Выбрать главу

Меня бесит их образ мыслей. В рабочем государстве чиновничьего умонастроения и в помине быть не должно.

* Менталитет - образ мыслей.

Начальник нашего отделения, ленинградец Игорь Трофимович - мы с ним вместе плыли на одном судне, только не улыбнулось мужику счастье, - утонул, бедняга, в Финском заливе, - так вот оч удивлялся Павлову, в институте которого мы с. вами уминали эту вонючую картошку. Говорил, что был он человеком, который всегда думал и утверждал то, что хотел, и то, что считал правильным. В церковь ходил, верующим был, и никто его за это не трогал... Дагмар перебила:

- Всемирно известный физиолог.

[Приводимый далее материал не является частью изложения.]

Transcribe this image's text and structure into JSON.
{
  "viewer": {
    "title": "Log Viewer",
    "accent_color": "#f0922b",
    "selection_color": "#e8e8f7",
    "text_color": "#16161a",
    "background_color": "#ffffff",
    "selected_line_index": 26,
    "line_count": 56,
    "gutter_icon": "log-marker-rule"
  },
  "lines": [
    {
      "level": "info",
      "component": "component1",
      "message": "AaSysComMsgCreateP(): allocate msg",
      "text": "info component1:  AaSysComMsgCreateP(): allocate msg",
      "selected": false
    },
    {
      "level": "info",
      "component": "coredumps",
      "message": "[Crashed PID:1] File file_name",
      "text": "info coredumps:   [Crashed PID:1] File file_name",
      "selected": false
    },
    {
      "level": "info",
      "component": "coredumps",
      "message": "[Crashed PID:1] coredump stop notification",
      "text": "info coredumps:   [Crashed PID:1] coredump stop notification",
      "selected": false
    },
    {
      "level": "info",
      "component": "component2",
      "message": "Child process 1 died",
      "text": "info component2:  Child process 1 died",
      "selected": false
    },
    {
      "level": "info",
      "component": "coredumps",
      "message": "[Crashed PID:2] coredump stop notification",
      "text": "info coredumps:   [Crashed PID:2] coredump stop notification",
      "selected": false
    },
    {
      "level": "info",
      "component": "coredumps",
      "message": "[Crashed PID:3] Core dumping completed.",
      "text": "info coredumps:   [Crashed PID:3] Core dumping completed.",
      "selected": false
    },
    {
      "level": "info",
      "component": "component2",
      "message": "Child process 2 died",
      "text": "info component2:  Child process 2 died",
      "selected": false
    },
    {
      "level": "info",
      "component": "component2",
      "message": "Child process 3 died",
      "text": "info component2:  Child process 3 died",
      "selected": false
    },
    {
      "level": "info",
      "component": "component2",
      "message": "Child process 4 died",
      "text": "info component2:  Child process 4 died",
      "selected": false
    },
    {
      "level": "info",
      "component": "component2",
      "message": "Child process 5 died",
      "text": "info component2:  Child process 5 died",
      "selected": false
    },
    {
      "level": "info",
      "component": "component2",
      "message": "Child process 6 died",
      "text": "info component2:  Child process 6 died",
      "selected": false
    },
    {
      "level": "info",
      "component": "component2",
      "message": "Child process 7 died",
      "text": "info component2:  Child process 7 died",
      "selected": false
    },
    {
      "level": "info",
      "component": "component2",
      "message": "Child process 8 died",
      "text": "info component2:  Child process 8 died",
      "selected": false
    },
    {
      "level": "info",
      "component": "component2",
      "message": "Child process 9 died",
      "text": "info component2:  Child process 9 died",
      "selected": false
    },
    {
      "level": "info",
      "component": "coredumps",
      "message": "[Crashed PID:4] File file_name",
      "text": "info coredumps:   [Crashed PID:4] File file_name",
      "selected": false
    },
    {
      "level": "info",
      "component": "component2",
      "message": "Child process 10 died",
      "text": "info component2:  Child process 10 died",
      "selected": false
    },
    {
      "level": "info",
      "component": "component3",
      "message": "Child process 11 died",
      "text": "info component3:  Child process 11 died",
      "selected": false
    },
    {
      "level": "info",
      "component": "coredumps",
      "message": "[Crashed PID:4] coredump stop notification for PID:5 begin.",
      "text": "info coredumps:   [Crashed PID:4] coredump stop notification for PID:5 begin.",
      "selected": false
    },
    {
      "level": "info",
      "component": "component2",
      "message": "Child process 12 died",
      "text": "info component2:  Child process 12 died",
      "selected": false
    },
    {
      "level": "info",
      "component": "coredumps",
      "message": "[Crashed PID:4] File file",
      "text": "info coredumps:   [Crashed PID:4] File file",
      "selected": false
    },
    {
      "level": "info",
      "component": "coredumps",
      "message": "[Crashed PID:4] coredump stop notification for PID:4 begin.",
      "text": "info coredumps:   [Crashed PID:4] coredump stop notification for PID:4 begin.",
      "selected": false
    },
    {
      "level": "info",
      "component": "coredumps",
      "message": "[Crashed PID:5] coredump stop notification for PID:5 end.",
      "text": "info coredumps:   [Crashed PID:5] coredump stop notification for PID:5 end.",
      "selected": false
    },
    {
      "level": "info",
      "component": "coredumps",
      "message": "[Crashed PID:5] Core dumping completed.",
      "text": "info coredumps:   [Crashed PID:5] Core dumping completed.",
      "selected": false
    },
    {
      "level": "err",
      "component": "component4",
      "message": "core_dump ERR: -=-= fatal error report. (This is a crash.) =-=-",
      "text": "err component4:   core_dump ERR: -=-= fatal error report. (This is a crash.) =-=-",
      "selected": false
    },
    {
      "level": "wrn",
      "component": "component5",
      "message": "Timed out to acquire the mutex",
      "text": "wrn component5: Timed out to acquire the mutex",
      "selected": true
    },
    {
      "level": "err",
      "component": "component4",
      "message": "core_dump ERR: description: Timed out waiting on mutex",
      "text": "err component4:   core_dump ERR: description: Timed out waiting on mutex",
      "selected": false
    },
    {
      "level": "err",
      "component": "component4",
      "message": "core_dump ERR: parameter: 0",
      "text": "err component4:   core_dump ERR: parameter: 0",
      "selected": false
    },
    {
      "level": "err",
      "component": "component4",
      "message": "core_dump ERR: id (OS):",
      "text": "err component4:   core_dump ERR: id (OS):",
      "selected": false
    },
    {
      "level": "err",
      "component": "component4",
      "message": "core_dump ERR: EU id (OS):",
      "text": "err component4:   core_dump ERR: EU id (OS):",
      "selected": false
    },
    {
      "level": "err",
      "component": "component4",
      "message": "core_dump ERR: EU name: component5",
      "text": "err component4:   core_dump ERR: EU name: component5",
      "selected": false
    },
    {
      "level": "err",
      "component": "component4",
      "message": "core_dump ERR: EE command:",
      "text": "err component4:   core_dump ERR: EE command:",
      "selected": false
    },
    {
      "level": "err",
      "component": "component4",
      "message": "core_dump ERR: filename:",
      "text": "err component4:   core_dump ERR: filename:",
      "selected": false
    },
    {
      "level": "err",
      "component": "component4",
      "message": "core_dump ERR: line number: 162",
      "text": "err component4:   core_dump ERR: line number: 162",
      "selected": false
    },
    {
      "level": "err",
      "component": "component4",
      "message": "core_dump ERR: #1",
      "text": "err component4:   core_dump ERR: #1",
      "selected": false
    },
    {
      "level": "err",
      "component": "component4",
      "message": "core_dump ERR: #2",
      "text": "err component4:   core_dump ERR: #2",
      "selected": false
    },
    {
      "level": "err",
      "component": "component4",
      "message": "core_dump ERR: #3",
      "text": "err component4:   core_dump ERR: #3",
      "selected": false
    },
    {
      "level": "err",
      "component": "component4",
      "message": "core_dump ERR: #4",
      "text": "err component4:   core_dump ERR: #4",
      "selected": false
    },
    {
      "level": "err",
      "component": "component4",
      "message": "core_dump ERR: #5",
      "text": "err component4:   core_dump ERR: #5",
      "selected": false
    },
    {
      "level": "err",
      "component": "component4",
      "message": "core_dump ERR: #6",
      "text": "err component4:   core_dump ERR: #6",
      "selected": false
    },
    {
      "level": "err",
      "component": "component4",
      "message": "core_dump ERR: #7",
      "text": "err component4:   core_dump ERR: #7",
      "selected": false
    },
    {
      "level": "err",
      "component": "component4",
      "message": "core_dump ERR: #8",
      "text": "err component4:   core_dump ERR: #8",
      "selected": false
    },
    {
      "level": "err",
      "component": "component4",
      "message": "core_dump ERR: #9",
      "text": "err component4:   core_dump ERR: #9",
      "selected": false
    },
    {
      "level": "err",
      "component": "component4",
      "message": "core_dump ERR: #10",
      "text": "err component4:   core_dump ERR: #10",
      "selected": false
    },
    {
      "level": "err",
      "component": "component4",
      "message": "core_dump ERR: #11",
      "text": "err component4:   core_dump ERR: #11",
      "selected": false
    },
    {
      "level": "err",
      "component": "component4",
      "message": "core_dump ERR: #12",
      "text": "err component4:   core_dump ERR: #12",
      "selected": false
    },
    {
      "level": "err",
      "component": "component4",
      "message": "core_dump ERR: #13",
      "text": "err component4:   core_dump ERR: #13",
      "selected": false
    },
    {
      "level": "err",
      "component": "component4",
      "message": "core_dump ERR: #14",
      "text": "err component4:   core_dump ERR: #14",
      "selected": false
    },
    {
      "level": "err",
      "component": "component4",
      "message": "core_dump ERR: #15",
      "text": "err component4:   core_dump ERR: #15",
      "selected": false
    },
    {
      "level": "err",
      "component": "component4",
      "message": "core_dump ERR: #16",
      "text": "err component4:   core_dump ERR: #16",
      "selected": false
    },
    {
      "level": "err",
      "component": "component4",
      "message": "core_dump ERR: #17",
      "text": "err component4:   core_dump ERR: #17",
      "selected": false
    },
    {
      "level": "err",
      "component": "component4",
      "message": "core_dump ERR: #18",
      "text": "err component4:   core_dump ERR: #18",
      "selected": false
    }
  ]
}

Юлиус Сярг вскинулся:

- Всемирно известный физиолог, это конечно! В рабочем государстве каждый должен думать и говорить только то, что он считает верным. Во всяком случае, рабочие, трудовой люд, сторонники социализма и коммунизма. В чиновничьем государстве - другое дело. Там чиновники определяют, что положено и что не положено говорить. Рыба начинает загнивать с головы.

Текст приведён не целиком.